Sayan Ghosh: PNL, part deux
A couple months ago, I wrote a column about the French rap sensation PNL. While I didn’t anticipate writing another, recent events have made me want to revisit the duo, their music and why they are a national sensation in their home country in a way few artists have ever been.
To recap the essentials of the story, PNL consists of two brothers: Tarik and Nabil Andrieu (Ademo and NOS respectively) hailing from Corbeil-Essonnes, a suburb of Paris. On April 5, they released their third studio album, Deux Frères (Two Brothers), after a period of three years. The level of anticipation was seeminly at unseen heights, with prolific French music journalist Mehdi Maïzi jokingly remarking on Twitter that these levels of national unity were only last seen during the World Cup (in which the French were victorious). The announcement came just a week ago with the release of a new single “Au DD.”
“Au DD,” also the first track of the new album, is classic PNL. Braggadocious, aggressive, with a memorable chorus, it reached more than ten million views in two days and became the first French single to reach the Spotify Global Top 30. The single was accompanied by a truly stunning music video, especially notable for a group that was already known for its ambitious, cinematic videos. The brothers became the first group to film a video on top of the Eiffel Tower, also transforming it into a trap house in the process. The video features several stunning drone shots and the brothers strut around with a sense of victory. The Eiffel Tower, the most iconic of French symbols, showed up often in previous videos such as the one for their 2016 single “DA,” not just as a symbol of their beloved Paris (often referred to as “Paname” as well), but also perhaps a Paris that was far and inaccessible for two Muslim boys from the troubled suburbs. But now, just as they have conquered the French youth spirit, they have conquered La Tour Eiffel. Drake perhaps did it first in Toronto’s CN Tower, but unlike Drake, PNL is one of those rare artists (think Springsteen or Jay Z) that can imbue their music with a convincing sense of grandeur.

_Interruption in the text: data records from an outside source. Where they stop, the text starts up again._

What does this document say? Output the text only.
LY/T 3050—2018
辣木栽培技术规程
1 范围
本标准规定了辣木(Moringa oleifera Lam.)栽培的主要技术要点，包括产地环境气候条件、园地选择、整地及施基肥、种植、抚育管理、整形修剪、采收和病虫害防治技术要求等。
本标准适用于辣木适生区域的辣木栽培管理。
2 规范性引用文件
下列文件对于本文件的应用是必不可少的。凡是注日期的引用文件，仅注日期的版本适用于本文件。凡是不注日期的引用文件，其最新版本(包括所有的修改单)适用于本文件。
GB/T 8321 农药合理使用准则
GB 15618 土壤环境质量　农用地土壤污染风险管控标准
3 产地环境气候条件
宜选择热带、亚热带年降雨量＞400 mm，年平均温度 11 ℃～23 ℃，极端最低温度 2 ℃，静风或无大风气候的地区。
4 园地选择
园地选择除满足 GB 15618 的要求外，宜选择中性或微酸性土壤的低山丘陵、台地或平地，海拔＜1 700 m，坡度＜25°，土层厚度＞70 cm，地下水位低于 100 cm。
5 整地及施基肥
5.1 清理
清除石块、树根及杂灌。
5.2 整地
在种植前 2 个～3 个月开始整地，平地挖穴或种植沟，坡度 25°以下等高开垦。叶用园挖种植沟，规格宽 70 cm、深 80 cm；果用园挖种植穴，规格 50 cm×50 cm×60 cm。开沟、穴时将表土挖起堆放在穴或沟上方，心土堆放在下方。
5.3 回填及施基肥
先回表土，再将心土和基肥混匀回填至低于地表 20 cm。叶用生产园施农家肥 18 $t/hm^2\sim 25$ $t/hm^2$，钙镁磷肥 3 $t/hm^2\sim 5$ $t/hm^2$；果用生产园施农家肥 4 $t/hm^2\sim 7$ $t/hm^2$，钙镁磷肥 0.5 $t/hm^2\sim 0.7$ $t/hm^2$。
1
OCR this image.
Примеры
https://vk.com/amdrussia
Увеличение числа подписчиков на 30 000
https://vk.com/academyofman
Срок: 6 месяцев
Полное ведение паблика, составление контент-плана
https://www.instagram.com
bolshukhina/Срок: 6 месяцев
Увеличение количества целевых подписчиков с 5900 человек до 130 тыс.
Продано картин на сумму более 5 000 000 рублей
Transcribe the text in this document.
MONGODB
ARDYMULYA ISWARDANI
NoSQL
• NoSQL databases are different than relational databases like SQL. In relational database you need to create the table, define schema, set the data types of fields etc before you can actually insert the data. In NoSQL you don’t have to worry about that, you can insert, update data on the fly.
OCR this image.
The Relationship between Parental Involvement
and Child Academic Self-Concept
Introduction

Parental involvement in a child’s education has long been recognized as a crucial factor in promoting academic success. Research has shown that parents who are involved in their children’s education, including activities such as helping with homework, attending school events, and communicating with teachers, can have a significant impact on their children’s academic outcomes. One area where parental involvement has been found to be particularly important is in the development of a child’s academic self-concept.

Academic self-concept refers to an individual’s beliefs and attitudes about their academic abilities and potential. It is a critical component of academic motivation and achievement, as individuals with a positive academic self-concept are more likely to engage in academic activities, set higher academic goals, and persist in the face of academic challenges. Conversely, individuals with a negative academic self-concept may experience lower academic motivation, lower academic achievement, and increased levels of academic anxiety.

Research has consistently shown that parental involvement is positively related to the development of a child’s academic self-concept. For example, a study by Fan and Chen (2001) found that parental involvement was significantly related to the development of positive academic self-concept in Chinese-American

Deux Frères as a whole is, just as “Au DD,” a victory lap, but it also offers a more vulnerable and confessional PNL. “A l’ammoniaque” (“With ammonia”), one of the most understated tracks PNL has ever made, deals with a bitter love and general regret for their past life. Ademo sings, “Inch’Allah, Inch’Allah, Inch’Allah/ Que Dieu nous pardonne pardonne pour nos crasses / Pour notre manque de comprehension / Evenrs l’Homme et sa putain d’race” (“Insh’Allah Insh’Allah Insh’allah / May God forgive us for our dirty tricks and our lack of understanding of man and his fucking race”). On the standout conclusion “La Misère est si belle” (“Misery is beautiful”), the brothers reflect on the difficulty of their lives. The pair grew up without their mother and a criminal father who they were close to but was often absent as well. Ademo in particular reflects about his nagging loneliness and difficulty with even sleeping peacefully, referring to himself with his real name as well.
Deux Frères is also the most diverse albums the duo has made up to this point. Songs like “Au DD” are familiar to any PNL fan, but songs like the aforementioned “A L’ammoniaque” and “Hasta la vista” are a distinct departure of the likes of 2016’s “Bené.” The latter has a particular Maghrébien (North African) influence, with some labelling it as “Raïggeton,” refrencing “Raï,” a type of Algerian popular music and the immensely popular Reggaeton of Daddy Yankee, Nicky Jam and others. “91’s” is the funkiest and most danceable PNL track to date. The production value and diversity is world class on Deux Frères, which is notable since that is one aspect of their American counterparts that many foreign hip-hop albums rarely reach.
PNL, in a manner similar to their compatriots Daft Punk, have reached a level of popularity in their country without any kind of external marketing, interviews or engagement. As they say, all you need to know about them is in their music. Even now, they remain completely independent, with every aspect of their work, from the writing to the artistic design, being completed by people they have known and trusted for a while. They live their refrain of “Que La Famille,” and I hope that audiences around the world will eventually come to know and love them as much as I do.